Payments For Certification Services Rendered By Foreign Entities Not Taxable In India In Absence Of Fixed Place Of Business In India: Ahmedabad ITAT

Pankaj Bajpai

19 July 2024 8:15 AM GMT

  • Payments For Certification Services Rendered By Foreign Entities Not Taxable In India In Absence Of Fixed Place Of Business In India: Ahmedabad ITAT
    Listen to this Article

    The Ahmedabad ITAT held that the services rendered for product certification, which include evaluating technical quality and issuing certificates, do not fall under the definition of Fees for Technical Services as per Section 9(1)(vii) of the Act.

    Section 9(1)(vii) of Income Tax Act states that any income that is deemed to accrue or arise in India, even if the income is earned by a non-resident, is subject to tax in India.

    Referring to Supreme Court decision in CIT Vs. Kotak Securities Ltd, the Division Bench of T.R. Senthil Kumar (Judicial Member) and Makarand V. Mahadeokar (Accountant Member) reiterated that “routine services not involving technical knowledge do not constitute technical services and it is mere in the nature of facility offered or available”.

    Facts of the case:

    The assessee is primarily engaged in the business of development of software product. It had paid Product Certification Expenses to non-resident company and submitted before AO that the company is required to get its software product certified from various authorities for which product certification charges have been paid. The services include measuring and evaluating technical quality of the software product against standardized set of quality criteria against which certificate is issued. The sum is paid for AES Interoperability test which assures VPN users that IPsec systems are generally interoperable with other IPsec systems when using the new AES encryption algorithm. In respect of tax deduction on the payments made to those parties, it was submitted that the services relate to certifying/ registering the product. The services have been availed from parties outside India viz. USA, UK, Korea and China. Hence, as per Section 90(2) of the Act, applying beneficial provisions of the tax treaty, it is submitted that the services rendered to ETPL are not technical nature and hence, the payments made are not covered within the definition of Fees for Technical Services as provided under the respective treaties. Further, in absence of fixed place of business of such parties in India, the payment made to them is not chargeable to tax in India even as business income.

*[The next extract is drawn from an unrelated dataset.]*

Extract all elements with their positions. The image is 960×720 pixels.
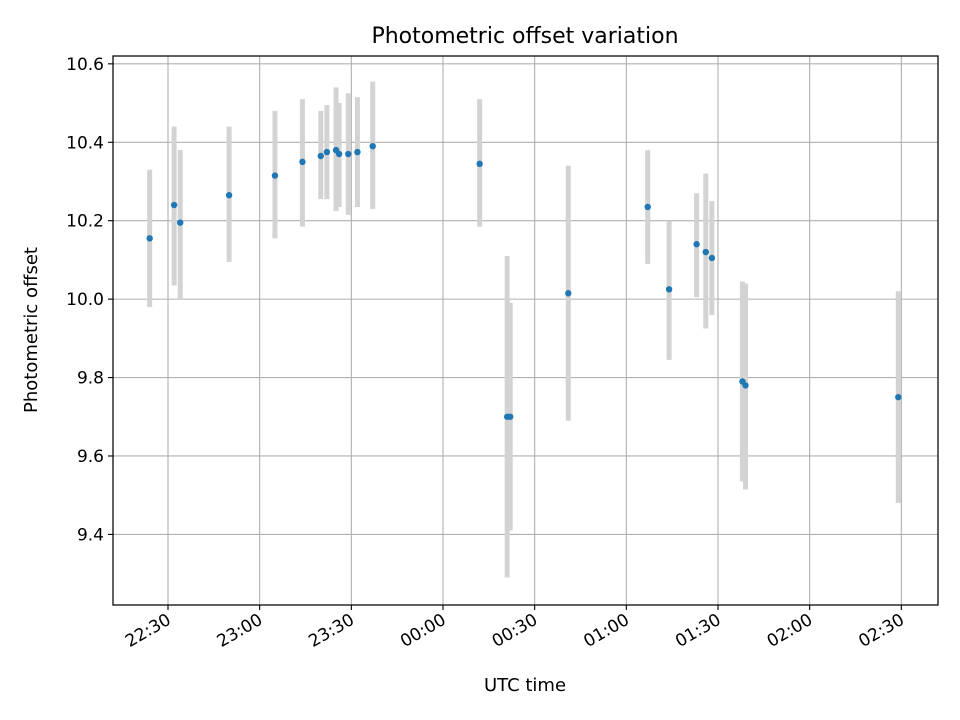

    The AO was not satisfied with the reply and concluded that the expenses are not reasonable and genuine. He also concluded that since the income derived by these parties, to whom payment was made, is from the source in India, in terms of provisions of section 5(2)(b) of the Act, this income is deemed to accrue or arise in India and since the assessee has failed to withhold tax u/s 195(2), added back u/s 40(a)(i) of the Act.

    Observations of the Tribunal:

    The Bench observed that the royalty is payable to the vendor only upon the activation of the software by the end user, which creates a time gap between the provision made by the assessee and the actual activation by the end user.

    The Bench also noted that the provision for royalty expenses is made at the time of recording sales, but the actual payment is not immediately due to the third-party vendor as the end user has not yet activated the software.

    Thus, referring to the judicial precedents, the Bench clarified that the withholding tax liability is dependent on the existence of tax liability in the hands of the payee/recipient of income.

    If the income embedded in the payment is not taxable under the Act, the tax withholding liability does not arise, added the Bench.

    The Bench accepted the opinion of the CIT(A) that the withholding tax liability under Section 195(2) of the Act does not arise until the royalty payment is actually due and payable, and the income embedded in the payment must be taxable under the Act for the withholding tax provisions to apply.

    The Bench went on to observe that under the DTAA provisions, the payments for certification services rendered by entities in the USA, UK, Korea, and China are not taxable in India in the absence of a fixed place of business in India.

    Hence, the ITAT deleted the additions made by AO u/s 40(a)(i) while concluding that the payments are not liable for withholding tax u/s 195 and dismissed the Revenue's appeal.

    Counsel for Appellant/ Revenue Atul Pandey

    Counsel for Respondent/ Assessee: Dhinal Shah

    Case Title: DCIT verses Elitecore Technologies Pvt.Ltd.